Question

An astronaut on Pluto attaches a small brass ball to a 1.00-m length of string and makes a simple pendulum. She times 10 complete swings in a time of 257 seconds. From this measurement she calculates the acceleration due to gravity on Pluto. What is her result

Answer 1

The acceleration due to gravity on Pluto can be calculated using the formula for the period of a simple pendulum.

Step-by-step explanation:

The acceleration due to gravity on Pluto can be calculated using the formula for the period of a simple pendulum:

T = 2π√(L/g)

where T is the period of the pendulum, L is the length of the string, and g is the acceleration due to gravity.

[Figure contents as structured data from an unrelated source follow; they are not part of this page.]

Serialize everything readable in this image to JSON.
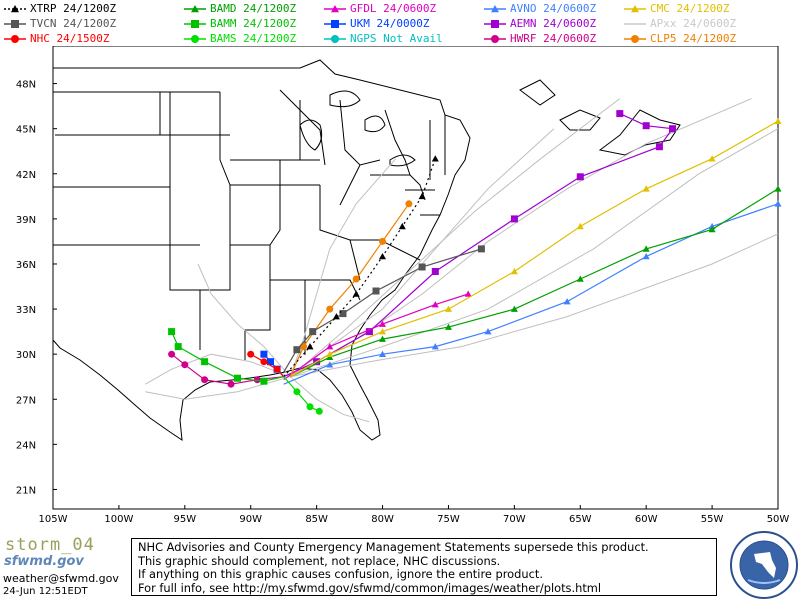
{
  "legend": [
    {
      "name": "XTRP",
      "time": "24/1200Z",
      "color": "#000000",
      "marker": "triangle",
      "dash": true
    },
    {
      "name": "TVCN",
      "time": "24/1200Z",
      "color": "#555555",
      "marker": "square"
    },
    {
      "name": "NHC",
      "time": "24/1500Z",
      "color": "#ff0000",
      "marker": "circle"
    },
    {
      "name": "BAMD",
      "time": "24/1200Z",
      "color": "#00a000",
      "marker": "triangle"
    },
    {
      "name": "BAMM",
      "time": "24/1200Z",
      "color": "#00c000",
      "marker": "square"
    },
    {
      "name": "BAMS",
      "time": "24/1200Z",
      "color": "#00e000",
      "marker": "circle"
    },
    {
      "name": "GFDL",
      "time": "24/0600Z",
      "color": "#e000c0",
      "marker": "triangle"
    },
    {
      "name": "UKM",
      "time": "24/0000Z",
      "color": "#0040ff",
      "marker": "square"
    },
    {
      "name": "NGPS",
      "time": "Not Avail",
      "color": "#00c0c0",
      "marker": "circle"
    },
    {
      "name": "AVNO",
      "time": "24/0600Z",
      "color": "#4080ff",
      "marker": "triangle"
    },
    {
      "name": "AEMN",
      "time": "24/0600Z",
      "color": "#a000d0",
      "marker": "square"
    },
    {
      "name": "HWRF",
      "time": "24/0600Z",
      "color": "#d0008a",
      "marker": "circle"
    },
    {
      "name": "CMC",
      "time": "24/1200Z",
      "color": "#e0c000",
      "marker": "triangle"
    },
    {
      "name": "APxx",
      "time": "24/0600Z",
      "color": "#c8c8c8",
      "marker": "none"
    },
    {
      "name": "CLP5",
      "time": "24/1200Z",
      "color": "#f08000",
      "marker": "circle"
    }
  ],
  "axes": {
    "lon_labels": [
      "105W",
      "100W",
      "95W",
      "90W",
      "85W",
      "80W",
      "75W",
      "70W",
      "65W",
      "60W",
      "55W",
      "50W"
    ],
    "lat_labels": [
      "48N",
      "45N",
      "42N",
      "39N",
      "36N",
      "33N",
      "30N",
      "27N",
      "24N",
      "21N"
    ]
  },
  "branding": {
    "storm": "storm_04",
    "logo": "sfwmd.gov",
    "email": "weather@sfwmd.gov",
    "timestamp": "24-Jun 12:51EDT"
  },
  "notice": [
    "NHC Advisories and County Emergency Management Statements supersede this product.",
    "This graphic should complement, not replace, NHC discussions.",
    "If anything on this graphic causes confusion, ignore the entire product.",
    "For full info, see  http://my.sfwmd.gov/sfwmd/common/images/weather/plots.html"
  ],
  "tracks": [
    {
      "model": "AEMN",
      "color": "#a000d0",
      "marker": "square",
      "points": [
        [
          -87.5,
          28.5
        ],
        [
          -85,
          29.5
        ],
        [
          -81,
          31.5
        ],
        [
          -76,
          35.5
        ],
        [
          -70,
          39
        ],
        [
          -65,
          41.8
        ],
        [
          -59,
          43.8
        ],
        [
          -58,
          45
        ],
        [
          -60,
          45.2
        ],
        [
          -62,
          46
        ]
      ]
    },
    {
      "model": "GFDL",
      "color": "#e000c0",
      "marker": "triangle",
      "points": [
        [
          -87.5,
          28.3
        ],
        [
          -84,
          30.5
        ],
        [
          -80,
          32
        ],
        [
          -76,
          33.3
        ],
        [
          -73.5,
          34
        ]
      ]
    },
    {
      "model": "AVNO",
      "color": "#4080ff",
      "marker": "triangle",
      "points": [
        [
          -87.5,
          28
        ],
        [
          -84,
          29.3
        ],
        [
          -80,
          30
        ],
        [
          -76,
          30.5
        ],
        [
          -72,
          31.5
        ],
        [
          -66,
          33.5
        ],
        [
          -60,
          36.5
        ],
        [
          -55,
          38.5
        ],
        [
          -50,
          40
        ]
      ]
    },
    {
      "model": "BAMD",
      "color": "#00a000",
      "marker": "triangle",
      "points": [
        [
          -87,
          28.5
        ],
        [
          -84,
          29.8
        ],
        [
          -80,
          31
        ],
        [
          -75,
          31.8
        ],
        [
          -70,
          33
        ],
        [
          -65,
          35
        ],
        [
          -60,
          37
        ],
        [
          -55,
          38.3
        ],
        [
          -50,
          41
        ]
      ]
    },
    {
      "model": "CMC",
      "color": "#e0c000",
      "marker": "triangle",
      "points": [
        [
          -87,
          28.5
        ],
        [
          -84,
          30
        ],
        [
          -80,
          31.5
        ],
        [
          -75,
          33
        ],
        [
          -70,
          35.5
        ],
        [
          -65,
          38.5
        ],
        [
          -60,
          41
        ],
        [
          -55,
          43
        ],
        [
          -50,
          45.5
        ]
      ]
    },
    {
      "model": "CLP5",
      "color": "#f08000",
      "marker": "circle",
      "points": [
        [
          -87,
          28.5
        ],
        [
          -86,
          30.5
        ],
        [
          -84,
          33
        ],
        [
          -82,
          35
        ],
        [
          -80,
          37.5
        ],
        [
          -78,
          40
        ]
      ]
    },
    {
      "model": "TVCN",
      "color": "#555555",
      "marker": "square",
      "points": [
        [
          -87.5,
          28.8
        ],
        [
          -86.5,
          30.3
        ],
        [
          -85.3,
          31.5
        ],
        [
          -83,
          32.7
        ],
        [
          -80.5,
          34.2
        ],
        [
          -77,
          35.8
        ],
        [
          -72.5,
          37
        ]
      ]
    },
    {
      "model": "XTRP",
      "color": "#000000",
      "marker": "triangle",
      "dash": true,
      "points": [
        [
          -87.5,
          28.5
        ],
        [
          -85.5,
          30.5
        ],
        [
          -83.5,
          32.5
        ],
        [
          -82,
          34
        ],
        [
          -80,
          36.5
        ],
        [
          -78.5,
          38.5
        ],
        [
          -77,
          40.5
        ],
        [
          -76,
          43
        ]
      ]
    },
    {
      "model": "HWRF",
      "color": "#d0008a",
      "marker": "circle",
      "points": [
        [
          -87.5,
          28.5
        ],
        [
          -89.5,
          28.3
        ],
        [
          -91.5,
          28
        ],
        [
          -93.5,
          28.3
        ],
        [
          -95,
          29.3
        ],
        [
          -96,
          30
        ]
      ]
    },
    {
      "model": "BAMM",
      "color": "#00c000",
      "marker": "square",
      "points": [
        [
          -87.5,
          28.5
        ],
        [
          -89,
          28.2
        ],
        [
          -91,
          28.4
        ],
        [
          -93.5,
          29.5
        ],
        [
          -95.5,
          30.5
        ],
        [
          -96,
          31.5
        ]
      ]
    },
    {
      "model": "BAMS",
      "color": "#00e000",
      "marker": "circle",
      "points": [
        [
          -87.5,
          28.5
        ],
        [
          -86.5,
          27.5
        ],
        [
          -85.5,
          26.5
        ],
        [
          -84.8,
          26.2
        ]
      ]
    },
    {
      "model": "UKM",
      "color": "#0040ff",
      "marker": "square",
      "points": [
        [
          -87.5,
          28.5
        ],
        [
          -88,
          29
        ],
        [
          -88.5,
          29.5
        ],
        [
          -89,
          30
        ]
      ]
    },
    {
      "model": "NHC",
      "color": "#ff0000",
      "marker": "circle",
      "points": [
        [
          -87.5,
          28.5
        ],
        [
          -88,
          29
        ],
        [
          -89,
          29.5
        ],
        [
          -90,
          30
        ]
      ]
    }
  ]
}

We can rearrange this equation to solve for g:

g = (4π²L) / T²

Given the length of the string as 1.00 m and the period of 10 complete swings as 257 seconds, we can plug in these values and calculate the acceleration due to gravity on Pluto.

Answer 2

The acceleration due to gravity at Pluto is 0.0597 m/s^2.

Step-by-step explanation:

Length, L = 1 m

10 oscillations in 257 seconds

Time period, T = 257/10 = 25.7 s

Let the acceleration due to gravity is g.

Use the formula of time period of simple pendulum

`T = 2\pi\sqrt{(L)/(g)}\\\\25.7 = 2 * 31.4\sqrt{(1)/(g)}\\\\g = 0.0597 m/s^2`